At the time, people were holding the man in place so he didn’t fall off the bench. That would have been dangerous if they were still in contact with him when the shock was given.

Tucker just remembers telling everyone to stand clear.

The first jolt, however, didn’t get the man’s heart back in rhythm.

Beron said they had to do two more minutes of chest compressions before giving him another shock.

This time it worked.

That’s when the ambulance crew took over,

“By the time he left the stadium, he was coherent and talking to the EMTs,” said Tucker. “I’ve never seen that before. His recovery was remarkable.”

And, just like that, the ordeal for everyone at the stadium was over. The games resumed and people went back to watching.

Life went on.

Tucker said he couldn’t even tell you how long it lasted.

“You know, it’ really hard to say, because I never really looked at my watch,” said Tucker. “And it seems like forever when you’re doing those kinds of things. But it was just a matter of a few minutes, probably.”

For Beron, what had just happened didn’t sink in until later.

One minute he was watching a soccer game. The next, he held a human’s life in his hands.

“Basically, when it happened, I felt like my training just stepped right in,” said Beron, who had received his training through the American Red Cross.

“Everything that I practiced, everything that I taught the kids in class, everything that I’d been taught to do. … it literally didn’t hit me until later on that night when I got home with my wife.

“I was driving home — it’s silent, just me in the car driving back from Smyrna,” he continued. “I’m like, ‘Man…’

“I don’t want to take all the credit … but the combination of me and some others, we just helped to save someone’s life.”

Odds & ends

•The Wesley College men’s basketball team will get a rare chance to face a Division I program when it faces Elon today at 2 p.m. in North Carolina. The Phoenix are members of the Colonial Athletic Association with Delaware.

•Dover High hosts rival Caesar Rodney in boys’ basketball on Tuesday at 7:15 p.m. The Senators won both last year’s meetings.

•William Penn’s Marvin Dooley (Blue) and Middletown’s Mark Delpercio (Gold) will be the head coaches for the 61st annual Blue-Gold All-Star Football Game. This will be Delpercio’s third time as Gold head coach and the first time for Dooley, who played in the 1987 game.

•Delaware officially announced the signing of Dover High’s Jordan Hutchins to a baseball scholarship this week.

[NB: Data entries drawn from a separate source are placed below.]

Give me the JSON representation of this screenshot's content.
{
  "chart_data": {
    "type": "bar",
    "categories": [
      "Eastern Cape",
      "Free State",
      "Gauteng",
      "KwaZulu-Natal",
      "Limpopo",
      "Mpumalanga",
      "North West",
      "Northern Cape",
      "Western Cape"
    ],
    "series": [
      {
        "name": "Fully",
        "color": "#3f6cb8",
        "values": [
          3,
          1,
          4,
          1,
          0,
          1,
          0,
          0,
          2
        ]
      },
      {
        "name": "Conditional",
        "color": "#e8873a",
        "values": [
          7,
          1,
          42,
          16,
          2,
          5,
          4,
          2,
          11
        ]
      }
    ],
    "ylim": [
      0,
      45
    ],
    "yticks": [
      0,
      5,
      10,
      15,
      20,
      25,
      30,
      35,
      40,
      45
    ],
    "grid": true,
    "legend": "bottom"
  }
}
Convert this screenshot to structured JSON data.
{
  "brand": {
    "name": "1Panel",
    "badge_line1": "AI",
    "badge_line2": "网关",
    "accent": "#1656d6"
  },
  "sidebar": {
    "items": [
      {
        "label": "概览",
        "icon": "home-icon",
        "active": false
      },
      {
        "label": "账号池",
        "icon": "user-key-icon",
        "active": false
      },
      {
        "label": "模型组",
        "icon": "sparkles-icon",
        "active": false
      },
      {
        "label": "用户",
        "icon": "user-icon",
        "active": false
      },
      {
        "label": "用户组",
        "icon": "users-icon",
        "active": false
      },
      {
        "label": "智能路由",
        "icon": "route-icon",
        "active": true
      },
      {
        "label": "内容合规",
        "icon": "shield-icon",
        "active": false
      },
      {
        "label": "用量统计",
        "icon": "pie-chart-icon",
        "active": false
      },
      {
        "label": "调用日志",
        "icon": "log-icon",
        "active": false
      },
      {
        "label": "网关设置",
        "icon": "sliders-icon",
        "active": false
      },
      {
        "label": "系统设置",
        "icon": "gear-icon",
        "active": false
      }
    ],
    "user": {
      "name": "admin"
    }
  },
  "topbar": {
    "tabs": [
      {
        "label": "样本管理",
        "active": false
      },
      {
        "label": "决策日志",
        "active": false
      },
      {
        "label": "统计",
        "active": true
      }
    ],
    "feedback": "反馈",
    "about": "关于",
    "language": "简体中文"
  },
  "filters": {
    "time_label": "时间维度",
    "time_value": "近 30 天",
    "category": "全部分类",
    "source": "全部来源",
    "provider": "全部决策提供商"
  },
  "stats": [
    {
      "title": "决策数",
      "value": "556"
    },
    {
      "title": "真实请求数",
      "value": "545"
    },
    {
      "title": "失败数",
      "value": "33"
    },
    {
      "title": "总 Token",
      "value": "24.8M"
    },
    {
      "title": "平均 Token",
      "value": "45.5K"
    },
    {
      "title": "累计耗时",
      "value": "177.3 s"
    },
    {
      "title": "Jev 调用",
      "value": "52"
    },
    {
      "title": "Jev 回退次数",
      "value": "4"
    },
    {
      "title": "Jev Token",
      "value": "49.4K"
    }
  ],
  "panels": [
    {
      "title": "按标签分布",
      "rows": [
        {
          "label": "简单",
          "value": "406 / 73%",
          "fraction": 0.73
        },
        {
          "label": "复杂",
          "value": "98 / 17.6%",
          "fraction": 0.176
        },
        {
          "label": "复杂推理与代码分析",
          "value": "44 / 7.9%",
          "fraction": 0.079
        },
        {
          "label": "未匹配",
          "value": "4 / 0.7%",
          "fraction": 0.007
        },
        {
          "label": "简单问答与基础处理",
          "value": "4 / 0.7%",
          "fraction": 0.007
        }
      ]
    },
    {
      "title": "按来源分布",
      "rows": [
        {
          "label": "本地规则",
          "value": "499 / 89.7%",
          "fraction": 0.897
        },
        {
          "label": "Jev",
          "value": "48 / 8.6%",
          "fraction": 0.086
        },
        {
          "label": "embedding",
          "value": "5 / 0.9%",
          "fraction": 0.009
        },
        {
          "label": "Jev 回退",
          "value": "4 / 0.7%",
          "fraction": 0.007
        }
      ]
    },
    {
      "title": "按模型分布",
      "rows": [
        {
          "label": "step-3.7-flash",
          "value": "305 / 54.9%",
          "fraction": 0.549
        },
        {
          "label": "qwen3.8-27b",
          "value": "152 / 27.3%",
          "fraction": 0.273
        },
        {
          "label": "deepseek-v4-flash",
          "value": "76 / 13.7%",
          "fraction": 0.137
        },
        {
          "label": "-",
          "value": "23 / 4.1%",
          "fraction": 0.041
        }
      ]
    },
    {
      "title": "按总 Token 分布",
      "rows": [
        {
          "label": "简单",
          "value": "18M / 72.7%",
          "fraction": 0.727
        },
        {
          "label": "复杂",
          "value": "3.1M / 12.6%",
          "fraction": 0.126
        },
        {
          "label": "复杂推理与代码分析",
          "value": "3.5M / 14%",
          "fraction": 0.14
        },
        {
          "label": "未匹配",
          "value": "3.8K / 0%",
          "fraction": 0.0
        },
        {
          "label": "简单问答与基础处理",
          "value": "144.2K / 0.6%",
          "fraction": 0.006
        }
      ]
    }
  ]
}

Blue Hen coach Jim Sherman had this to say about the Senators’ senior infielder: “Jordan is another extremely athletic player with a ton of upside, We have been following Jordan for a number of years now and he has really progressed every year. He is an explosive runner and he has developed into a very good gap-to-gap type hitter, both of which play very well on our field. We look for great things out of Jordan here at UD.”

•Penn State defensive end Carl Nassib, who won the Lombardi Trophy on Wednesday as the top lineman in college football, is the older brother of Delaware sophomore defensive end John Nassib. Not only do both Nassibs play the same position but both wear jersey No. 95.

•It was somewhat ironic that coach K.C. Keeler’s Sam Houston State squad faced Colgate in the FCS playoffs on Saturday. Colgate, of course, was the team that Delaware beat, 40-0, to win the 2003 I-AA national championship when Keeler was coaching the Blue Hens.